From the IT admin’s point of view, DTrace – Dynamic Tracing – has to be a godsend. Finally, a tool exists that can run on a production system to diagnose and resolve problems in hours and minutes rather than days and weeks – and it’s always available, sitting in the background with no need to keep rebooting. DTrace allows little probes – any of 30,000 programmable sensors that are scattered all over Solaris – to be selectively turned on. These gather the data and report it back to the admin in real time. No more waiting for the log file to dump before analysis can begin. For those intermittent problems that are a nightmare to detect DTrace is certainly going to save time and money, not to mention the sanity of many an operator.

Coupled with the Predictive Self Healing feature set that detects, manages and compensates for hardware or software faults as they occur, Solaris 10 is starting to resemble a robust operating system. Unfortunately, the useful hardware element of Predictive Self Healing is only available as part of the firmware on some Sun systems. It will be interesting to see whether the uptake of Solaris 10 influences other manufacturers to design this feature into their hardware.

ZFS file system
Solaris 10 also has a new file system – ZFS. Designed from scratch, ZFS removes many of the limitations of current file systems. Eliminating many of the complication storage administration concepts that have grown up over the years as storage has become larger, cheaper and more widely used, ZFS removes the need to partition storage into slices, volumes and file systems. Disks can simply be added to a single storage pool, which is then shared by multiple file systems.

Every piece of data written onto disk is protected by a 64-bit checksum that detects and corrects any silent data corruption, even across mirrored and RAID configurations. As the first 128-bit file system it’s been designed to provide 16 billion billion times greater capacity than the current 32- and 64-bit file systems – that’s an awful lot of storage. No doubt, somebody, somewhere will still want more, but for the moment it should suffice.

ZFS is supported on both SPARC and x86 platforms and a neat trick is that it really is hardware independent – you can swap disks between platforms without worrying about migration issues. The disk will fire up and the data will be there.

Much is said about the increased security available in Solaris 10 with its military grade security features. As we do more complex things that involve the connected world, it’s essential that security becomes a standard part of our operating systems. Solaris 10 includes extra layers of protection in its container technology, the extensive cryptographic services employed, stronger user rights management and a stronger IP filter. These additional security capabilities have been available for government use in special versions of Trusted Solaris, it’s good to see them becoming mainstream now.

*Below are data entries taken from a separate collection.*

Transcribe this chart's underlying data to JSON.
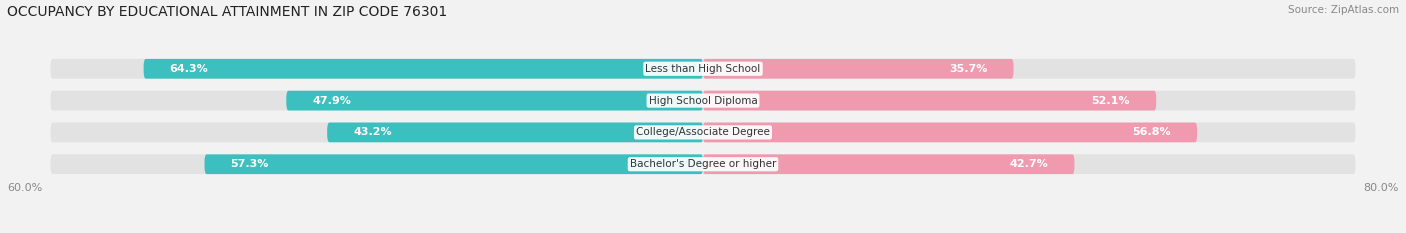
{
  "title": "OCCUPANCY BY EDUCATIONAL ATTAINMENT IN ZIP CODE 76301",
  "source": "Source: ZipAtlas.com",
  "categories": [
    "Less than High School",
    "High School Diploma",
    "College/Associate Degree",
    "Bachelor's Degree or higher"
  ],
  "owner_values": [
    64.3,
    47.9,
    43.2,
    57.3
  ],
  "renter_values": [
    35.7,
    52.1,
    56.8,
    42.7
  ],
  "owner_color": "#3bbfbf",
  "renter_color": "#f09ab0",
  "bar_height": 0.62,
  "x_left_label": "60.0%",
  "x_right_label": "80.0%",
  "background_color": "#f2f2f2",
  "bar_background": "#e2e2e2",
  "title_fontsize": 10,
  "source_fontsize": 7.5,
  "cat_label_fontsize": 7.5,
  "legend_fontsize": 8,
  "value_fontsize": 8
}
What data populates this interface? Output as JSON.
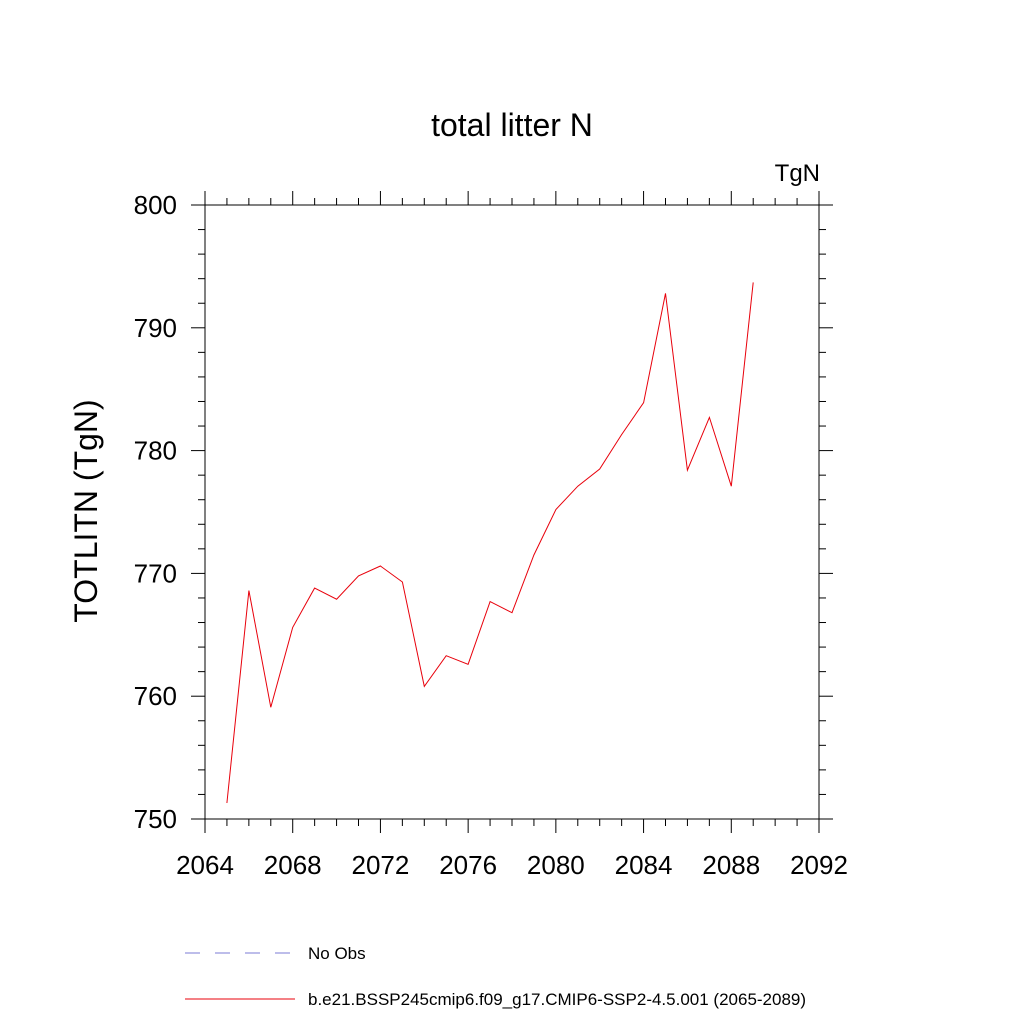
{
  "chart_data": {
    "type": "line",
    "title": "total litter N",
    "units_label": "TgN",
    "ylabel": "TOTLITN  (TgN)",
    "xlabel": "",
    "xlim": [
      2064,
      2092
    ],
    "ylim": [
      750,
      800
    ],
    "xticks": [
      2064,
      2068,
      2072,
      2076,
      2080,
      2084,
      2088,
      2092
    ],
    "yticks": [
      750,
      760,
      770,
      780,
      790,
      800
    ],
    "grid": false,
    "legend_position": "bottom",
    "series": [
      {
        "name": "b.e21.BSSP245cmip6.f09_g17.CMIP6-SSP2-4.5.001 (2065-2089)",
        "color": "#e8000b",
        "style": "solid",
        "x": [
          2065,
          2066,
          2067,
          2068,
          2069,
          2070,
          2071,
          2072,
          2073,
          2074,
          2075,
          2076,
          2077,
          2078,
          2079,
          2080,
          2081,
          2082,
          2083,
          2084,
          2085,
          2086,
          2087,
          2088,
          2089
        ],
        "y": [
          751.3,
          768.6,
          759.1,
          765.6,
          768.8,
          767.9,
          769.8,
          770.6,
          769.3,
          760.8,
          763.3,
          762.6,
          767.7,
          766.8,
          771.5,
          775.2,
          777.1,
          778.5,
          781.3,
          783.9,
          792.8,
          778.4,
          782.7,
          777.1,
          793.7
        ]
      }
    ],
    "legend": [
      {
        "label": "No Obs",
        "color": "#7b7bd6",
        "style": "dashed"
      },
      {
        "label": "b.e21.BSSP245cmip6.f09_g17.CMIP6-SSP2-4.5.001 (2065-2089)",
        "color": "#e8000b",
        "style": "solid"
      }
    ]
  }
}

Solaris 10 is a single source OS, optimised to run on multiple platforms – SPARC, AMD64 and x86 platforms that has been strategically placed, and priced to give Linux some serious competition while Sun capitalises on the growing $30 billion entry-server market.

So, if you are looking for a cross-platform OS that will make better use of your hardware, reduce system admin time and have a fully integrated storage features all with military grade security, download a copy of Solaris 10 now.

But if you want support, then you have to put your hand in your pocket and pay for it. Nothing is really ever free.


It’s not often you get something for nothing, and certainly not when it cost over half a billion dollars to develop and incorporates 600 new features. But if you want a copy of Solaris 10, you can download the early access version now or wait until the end of January for the release version.